Preparing the Dataset
Let's start by loading a movies dataset and examining its structure ?
import pandas as pd
import numpy as np
# Load movies dataset
movies = pd.read_csv("https://raw.githubusercontent.com/sasankac/TestDataSet/master/movies_data.csv")
# Display sample rows
print("Sample data:")
print(movies.sample(n=3))
Sample data:
budget id original_language original_title popularity release_date \
235 22000000 235260 en Son of God 9.175762 28/02/2014
1548 0 13411 en Malibu's Most Wanted 7.314796 10/04/2003
3279 8000000 26306 en Prefontaine 8.717235 24/01/1997
revenue runtime status title vote_average vote_count
235 67800064 138.0 Released Son of God 5.9 83
1548 0 86.0 Released Malibu's Most Wanted 4.7 77
3279 589304 106.0 Released Prefontaine 6.7 21
Data Preprocessing
First, let's extract the year from the release date to group movies by year ?
# Create year column from release_date
movies['year'] = pd.to_datetime(movies['release_date']).dt.year
# Check data types
print("Data types:")
print(movies[['title', 'year', 'popularity']].dtypes)
Data types: title object year int64 popularity float64 dtype: object
Method 1: Using sort_values() and drop_duplicates()
Sort by year and popularity, then keep only the first (highest) entry for each year ?
# Select relevant columns and sort by year and popularity
result_method1 = (movies[["title", "year", "popularity"]]
.sort_values(["year", "popularity"], ascending=[True, False])
.drop_duplicates(subset="year"))
print("Top 5 most popular movies by year (Method 1):")

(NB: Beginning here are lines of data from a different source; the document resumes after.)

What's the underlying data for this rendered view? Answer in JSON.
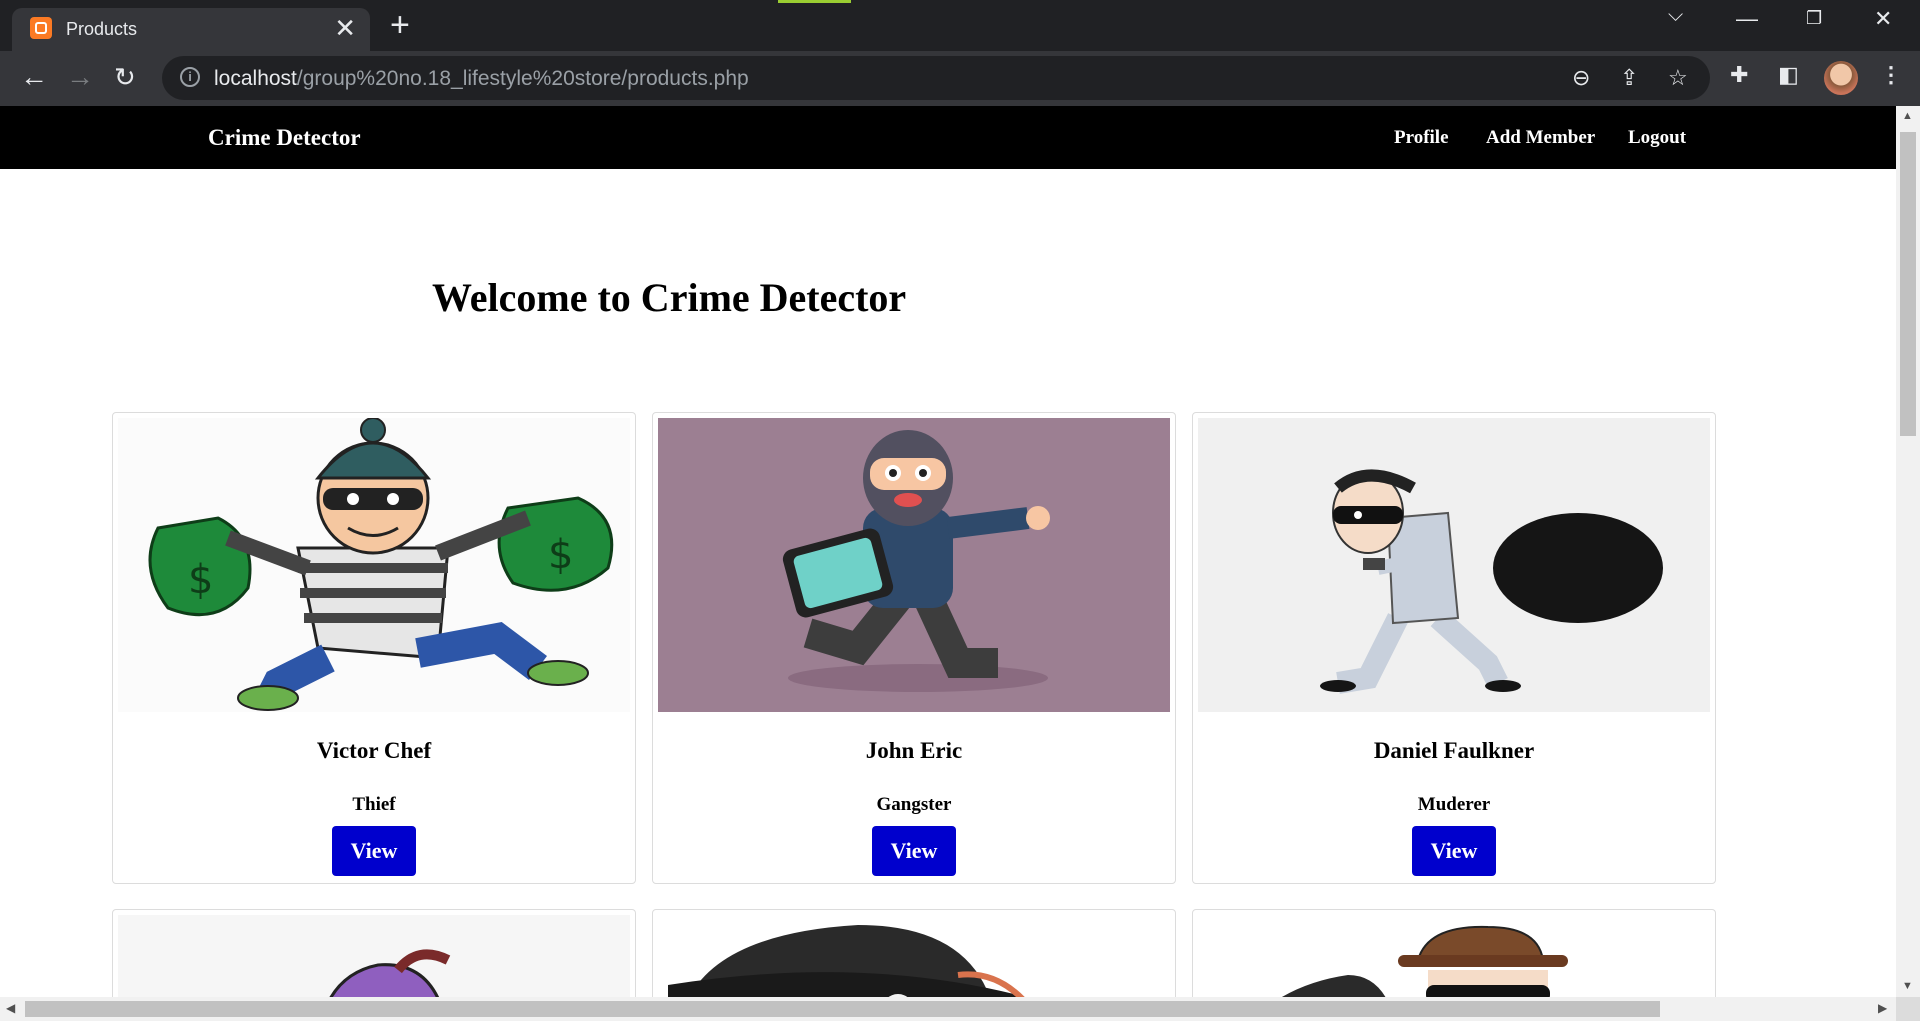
{
  "browser": {
    "tab_title": "Products",
    "tab_close": "✕",
    "new_tab": "+",
    "url_host": "localhost",
    "url_path": "/group%20no.18_lifestyle%20store/products.php",
    "info_glyph": "i",
    "icons": [
      "zoom-out-icon",
      "share-icon",
      "bookmark-star-icon",
      "extensions-icon",
      "side-panel-icon",
      "profile-avatar",
      "menu-icon"
    ]
  },
  "site": {
    "brand": "Crime Detector",
    "nav": {
      "profile": "Profile",
      "add_member": "Add Member",
      "logout": "Logout"
    },
    "heading": "Welcome to Crime Detector"
  },
  "cards": [
    {
      "name": "Victor Chef",
      "role": "Thief",
      "button": "View"
    },
    {
      "name": "John Eric",
      "role": "Gangster",
      "button": "View"
    },
    {
      "name": "Daniel Faulkner",
      "role": "Muderer",
      "button": "View"
    }
  ],
  "colors": {
    "navbar": "#000000",
    "button": "#0000cd",
    "card2_bg": "#9c7f92",
    "card3_bg": "#f0f0f0"
  }
}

print(result_method1.head())
Top 5 most popular movies by year (Method 1):
title year popularity
4592 Intolerance 1916 3.232447
4661 The Big Parade 1925 0.785744
2638 Metropolis 1927 32.351527
4457 Pandora's Box 1929 1.824184
3804 Hell's Angels 1930 8.484123
Method 2: Using groupby() with idxmax()
Group by year and find the index of the maximum popularity value ?
# Group by year and get index of maximum popularity
idx = movies.groupby('year')['popularity'].idxmax()

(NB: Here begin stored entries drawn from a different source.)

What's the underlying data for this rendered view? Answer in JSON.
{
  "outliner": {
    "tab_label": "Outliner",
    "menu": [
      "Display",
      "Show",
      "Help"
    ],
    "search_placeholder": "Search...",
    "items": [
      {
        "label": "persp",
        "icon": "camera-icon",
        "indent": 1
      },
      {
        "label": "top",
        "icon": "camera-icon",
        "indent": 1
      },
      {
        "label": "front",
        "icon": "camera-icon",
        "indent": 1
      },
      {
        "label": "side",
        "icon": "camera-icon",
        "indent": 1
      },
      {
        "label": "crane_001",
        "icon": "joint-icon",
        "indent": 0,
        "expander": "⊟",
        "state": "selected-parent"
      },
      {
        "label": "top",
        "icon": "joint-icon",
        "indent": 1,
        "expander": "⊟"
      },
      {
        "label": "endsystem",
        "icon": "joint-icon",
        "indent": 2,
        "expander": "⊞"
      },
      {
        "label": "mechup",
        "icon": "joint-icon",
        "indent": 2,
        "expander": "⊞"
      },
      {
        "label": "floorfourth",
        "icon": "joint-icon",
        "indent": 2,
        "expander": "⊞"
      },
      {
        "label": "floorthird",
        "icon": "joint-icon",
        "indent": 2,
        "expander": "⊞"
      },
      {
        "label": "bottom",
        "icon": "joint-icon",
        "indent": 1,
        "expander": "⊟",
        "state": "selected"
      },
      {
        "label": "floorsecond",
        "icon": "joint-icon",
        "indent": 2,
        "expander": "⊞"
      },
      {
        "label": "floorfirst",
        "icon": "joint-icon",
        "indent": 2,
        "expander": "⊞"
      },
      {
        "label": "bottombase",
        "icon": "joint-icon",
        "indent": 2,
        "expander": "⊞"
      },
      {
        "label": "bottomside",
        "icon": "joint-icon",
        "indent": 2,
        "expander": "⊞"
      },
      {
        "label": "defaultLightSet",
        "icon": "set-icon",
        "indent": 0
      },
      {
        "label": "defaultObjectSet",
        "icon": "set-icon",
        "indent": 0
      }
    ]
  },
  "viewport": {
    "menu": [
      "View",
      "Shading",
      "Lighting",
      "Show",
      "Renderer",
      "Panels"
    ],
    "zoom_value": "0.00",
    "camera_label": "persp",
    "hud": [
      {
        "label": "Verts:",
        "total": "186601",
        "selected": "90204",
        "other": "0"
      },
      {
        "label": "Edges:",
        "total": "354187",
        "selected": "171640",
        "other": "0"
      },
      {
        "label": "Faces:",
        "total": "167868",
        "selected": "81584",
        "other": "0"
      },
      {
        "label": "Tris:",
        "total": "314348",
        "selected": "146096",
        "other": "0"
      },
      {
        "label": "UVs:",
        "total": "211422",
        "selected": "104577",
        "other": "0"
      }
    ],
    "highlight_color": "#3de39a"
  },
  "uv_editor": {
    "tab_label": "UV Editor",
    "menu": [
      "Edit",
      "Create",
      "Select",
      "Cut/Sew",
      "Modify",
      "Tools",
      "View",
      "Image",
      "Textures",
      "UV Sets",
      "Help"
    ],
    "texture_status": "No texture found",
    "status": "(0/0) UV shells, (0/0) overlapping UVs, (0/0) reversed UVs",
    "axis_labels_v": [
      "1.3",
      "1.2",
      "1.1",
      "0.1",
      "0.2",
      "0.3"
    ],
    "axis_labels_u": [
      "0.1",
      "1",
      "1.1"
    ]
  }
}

result_method2 = movies.loc[idx, ['title', 'year', 'popularity']]
print("Top 5 most popular movies by year (Method 2):")
print(result_method2.head())
Top 5 most popular movies by year (Method 2):
title year popularity
4592 Intolerance 1916 3.232447
4661 The Big Parade 1925 0.785744
2638 Metropolis 1927 32.351527
4457 Pandora's Box 1929 1.824184
3804 Hell's Angels 1930 8.484123
Method 3: Using groupby() with apply()
Apply a custom function to each group to get the row with maximum popularity ?
# Group by year and apply function to get max popularity row
result_method3 = (movies[["title", "year", "popularity"]]
.groupby("year")
.apply(lambda df: df.loc[df['popularity'].idxmax()])
.reset_index(drop=True))
print("Top 5 most popular movies by year (Method 3):")
print(result_method3.head())
Top 5 most popular movies by year (Method 3):
title year popularity
0 Intolerance 1916 3.232447
1 The Big Parade 1925 0.785744
2 Metropolis 1927 32.351527
3 Pandora's Box 1929 1.824184
4 Hell's Angels 1930 8.484123
Comparison of Methods
| Method | Performance | Memory Usage | Best For |
|---|---|---|---|
| sort_values() + drop_duplicates() | Medium | High | Simple cases |
| groupby() + idxmax() | Fast | Low | Large datasets |
| groupby() + apply() | Slow | Medium | Complex operations |
Viewing Recent Popular Movies
Let's see the most popular movies from recent years ?
# Get most popular movies from 2010 onwards
recent_popular = result_method2[result_method2['year'] >= 2010].sort_values('year', ascending=False)
print("Most popular movies by year (2010+):")
print(recent_popular.head(10))
Most popular movies by year (2010+):
title year popularity
4255 Growing Up Smith 2017 0.710870
788 Deadpool 2016 514.569956
546 Minions 2015 875.581305
95 Interstellar 2014 724.247784
124 Frozen 2013 165.125366
2577 Skyfall 2012 271.230817
1313 Harry Potter and the Deathly... 2011 321.795184
2913 Toy Story 3 2010 238.172433
Conclusion
Use groupby().idxmax() for the most efficient way to find the largest value in each group. The sort_values() + drop_duplicates() approach works well for smaller datasets and is more intuitive to understand.